レイブランドは、彼女の頭をよしよしと撫でた。
「また、何もできなかったの……」
「ハルトだけだったら、鞘から抜けなかった。お前たちを助けられなかった」
「でもそれは、ハルトが声をかけてくれたから。私は怖くて動けなくて……」
「お前が怖かったのは、大事な人たちが傷つくことだ」
「……」
レイブランドが笑う。
やはり、父のような笑顔で。
「ルティアは、俺によく似ている」
「……魔剣さんに?」
「ハルトは、リアムによく似て無鉄砲だな。すぐに行動できることは利点かもしれないが、周囲への警戒が疎かになるだろう。お前がちゃんと見てやってくれ」
「……」
「頼む、俺の大事な家族を守ってくれ。そして……ルティア、お前も俺の大事な家族だ。
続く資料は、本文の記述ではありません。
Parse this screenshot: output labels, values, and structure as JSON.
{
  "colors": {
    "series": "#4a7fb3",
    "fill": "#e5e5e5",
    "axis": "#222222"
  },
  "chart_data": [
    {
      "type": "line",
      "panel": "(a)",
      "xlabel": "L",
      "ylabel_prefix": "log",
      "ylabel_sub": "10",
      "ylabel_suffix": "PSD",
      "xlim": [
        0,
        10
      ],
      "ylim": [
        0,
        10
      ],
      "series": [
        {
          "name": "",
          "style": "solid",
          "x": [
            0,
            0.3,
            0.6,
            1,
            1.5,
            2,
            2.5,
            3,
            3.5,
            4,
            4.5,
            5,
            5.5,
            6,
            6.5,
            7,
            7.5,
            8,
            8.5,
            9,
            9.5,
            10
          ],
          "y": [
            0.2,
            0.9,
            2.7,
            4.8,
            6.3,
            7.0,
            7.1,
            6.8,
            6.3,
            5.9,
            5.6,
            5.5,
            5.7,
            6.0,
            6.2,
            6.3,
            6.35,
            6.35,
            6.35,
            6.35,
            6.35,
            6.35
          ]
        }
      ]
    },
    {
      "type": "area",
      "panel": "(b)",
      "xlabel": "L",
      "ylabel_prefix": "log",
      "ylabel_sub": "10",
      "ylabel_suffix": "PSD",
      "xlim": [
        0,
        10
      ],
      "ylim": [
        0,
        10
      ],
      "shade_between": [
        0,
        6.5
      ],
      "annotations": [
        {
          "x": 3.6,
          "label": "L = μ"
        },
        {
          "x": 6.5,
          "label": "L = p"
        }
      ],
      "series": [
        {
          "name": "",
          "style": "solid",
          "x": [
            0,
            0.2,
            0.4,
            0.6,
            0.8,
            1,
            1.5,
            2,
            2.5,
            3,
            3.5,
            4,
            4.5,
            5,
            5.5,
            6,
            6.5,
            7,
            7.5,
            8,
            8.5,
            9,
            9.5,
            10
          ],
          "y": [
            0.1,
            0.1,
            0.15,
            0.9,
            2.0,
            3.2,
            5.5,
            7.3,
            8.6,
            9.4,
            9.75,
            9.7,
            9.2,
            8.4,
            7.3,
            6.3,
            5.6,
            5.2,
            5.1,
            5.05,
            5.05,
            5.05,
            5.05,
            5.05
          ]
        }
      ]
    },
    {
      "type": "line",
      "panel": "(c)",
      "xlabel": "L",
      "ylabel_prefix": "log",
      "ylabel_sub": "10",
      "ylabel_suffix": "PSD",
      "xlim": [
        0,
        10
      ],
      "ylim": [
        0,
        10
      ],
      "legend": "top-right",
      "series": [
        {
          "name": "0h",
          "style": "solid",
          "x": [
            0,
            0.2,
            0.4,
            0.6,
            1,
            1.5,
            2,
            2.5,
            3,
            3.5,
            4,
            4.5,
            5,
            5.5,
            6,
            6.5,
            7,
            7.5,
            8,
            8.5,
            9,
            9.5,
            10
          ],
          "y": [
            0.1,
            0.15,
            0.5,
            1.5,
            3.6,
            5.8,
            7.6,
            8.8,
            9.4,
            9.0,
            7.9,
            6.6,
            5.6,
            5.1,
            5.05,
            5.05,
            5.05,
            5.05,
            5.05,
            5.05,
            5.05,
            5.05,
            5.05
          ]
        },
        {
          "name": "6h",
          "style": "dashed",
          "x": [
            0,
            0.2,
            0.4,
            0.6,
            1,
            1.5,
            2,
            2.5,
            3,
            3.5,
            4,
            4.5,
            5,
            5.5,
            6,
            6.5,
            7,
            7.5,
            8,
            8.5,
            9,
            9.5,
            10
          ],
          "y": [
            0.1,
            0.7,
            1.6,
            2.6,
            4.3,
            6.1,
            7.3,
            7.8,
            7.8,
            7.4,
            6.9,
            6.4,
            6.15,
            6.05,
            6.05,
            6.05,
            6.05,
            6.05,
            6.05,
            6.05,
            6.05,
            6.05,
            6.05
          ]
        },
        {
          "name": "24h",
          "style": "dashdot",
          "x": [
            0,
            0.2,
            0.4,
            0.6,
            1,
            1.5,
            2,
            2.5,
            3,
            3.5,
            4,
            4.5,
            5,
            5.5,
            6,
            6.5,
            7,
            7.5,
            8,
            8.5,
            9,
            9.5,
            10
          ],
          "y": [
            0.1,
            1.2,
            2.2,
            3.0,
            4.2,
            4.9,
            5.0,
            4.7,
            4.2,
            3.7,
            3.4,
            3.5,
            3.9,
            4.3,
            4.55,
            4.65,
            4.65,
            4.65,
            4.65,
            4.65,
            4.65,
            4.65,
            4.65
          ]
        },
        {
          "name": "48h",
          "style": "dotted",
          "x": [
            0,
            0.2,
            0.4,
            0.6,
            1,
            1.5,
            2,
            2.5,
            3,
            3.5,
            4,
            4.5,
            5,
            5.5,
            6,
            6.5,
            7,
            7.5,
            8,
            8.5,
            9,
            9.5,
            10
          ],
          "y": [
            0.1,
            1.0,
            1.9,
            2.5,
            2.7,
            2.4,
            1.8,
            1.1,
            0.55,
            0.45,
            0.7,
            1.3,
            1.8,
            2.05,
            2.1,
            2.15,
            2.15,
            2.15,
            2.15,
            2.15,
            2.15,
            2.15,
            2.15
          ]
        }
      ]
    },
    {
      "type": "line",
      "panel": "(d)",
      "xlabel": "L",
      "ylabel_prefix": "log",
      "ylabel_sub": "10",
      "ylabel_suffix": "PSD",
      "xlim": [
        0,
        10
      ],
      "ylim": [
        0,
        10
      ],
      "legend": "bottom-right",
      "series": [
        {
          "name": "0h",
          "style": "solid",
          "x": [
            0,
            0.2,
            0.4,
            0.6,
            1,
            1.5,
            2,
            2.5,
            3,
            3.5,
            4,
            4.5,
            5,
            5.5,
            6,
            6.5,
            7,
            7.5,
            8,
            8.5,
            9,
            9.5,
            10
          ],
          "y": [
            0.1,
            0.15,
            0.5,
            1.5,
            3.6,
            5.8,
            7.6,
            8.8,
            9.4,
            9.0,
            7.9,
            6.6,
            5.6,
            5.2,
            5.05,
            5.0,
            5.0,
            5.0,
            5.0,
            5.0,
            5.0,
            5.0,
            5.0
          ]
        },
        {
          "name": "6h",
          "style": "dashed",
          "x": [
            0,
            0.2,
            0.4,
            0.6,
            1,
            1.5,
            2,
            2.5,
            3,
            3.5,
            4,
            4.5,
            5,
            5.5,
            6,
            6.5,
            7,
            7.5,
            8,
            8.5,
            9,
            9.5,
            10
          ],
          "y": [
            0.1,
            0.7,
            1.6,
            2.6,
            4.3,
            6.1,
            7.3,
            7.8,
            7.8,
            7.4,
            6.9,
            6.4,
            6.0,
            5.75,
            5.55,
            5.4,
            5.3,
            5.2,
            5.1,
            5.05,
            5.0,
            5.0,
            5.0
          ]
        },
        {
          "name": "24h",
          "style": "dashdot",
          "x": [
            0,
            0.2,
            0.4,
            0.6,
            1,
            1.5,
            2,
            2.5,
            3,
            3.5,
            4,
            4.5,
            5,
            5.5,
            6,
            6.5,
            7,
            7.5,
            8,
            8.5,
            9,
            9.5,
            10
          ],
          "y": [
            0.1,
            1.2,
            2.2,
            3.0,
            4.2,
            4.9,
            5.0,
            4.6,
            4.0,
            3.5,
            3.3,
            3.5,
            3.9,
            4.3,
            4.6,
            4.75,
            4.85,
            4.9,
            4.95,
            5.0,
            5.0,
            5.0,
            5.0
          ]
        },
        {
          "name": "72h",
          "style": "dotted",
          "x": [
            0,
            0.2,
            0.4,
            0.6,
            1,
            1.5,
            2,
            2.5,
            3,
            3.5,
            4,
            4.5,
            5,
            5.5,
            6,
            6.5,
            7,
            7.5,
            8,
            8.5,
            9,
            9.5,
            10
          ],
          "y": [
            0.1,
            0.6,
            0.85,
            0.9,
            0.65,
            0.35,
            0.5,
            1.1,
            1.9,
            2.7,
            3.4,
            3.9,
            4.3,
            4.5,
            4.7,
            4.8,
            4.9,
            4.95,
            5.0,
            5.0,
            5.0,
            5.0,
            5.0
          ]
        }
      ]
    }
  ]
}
幸せになれよ」
レイブランドの言葉から、別れの香りがするのは気のせいだろうか。
その思った瞬間、ピシピシとひび割れるような音がする。
「エミラ、誰のせいでもない」
「……レイブランド」
「一千年が長すぎただけだ」
レイブランドの姿が美しい氷の結晶が砕け散るように消えていく。
元の姿に戻り、倒れ込んできたハルトを抱きしめる。
「レイブランド?」
白銀の剣の刀身は、折れてしまっている。
台座から赤い宝石が外れ、コロコロと転がり落ちた。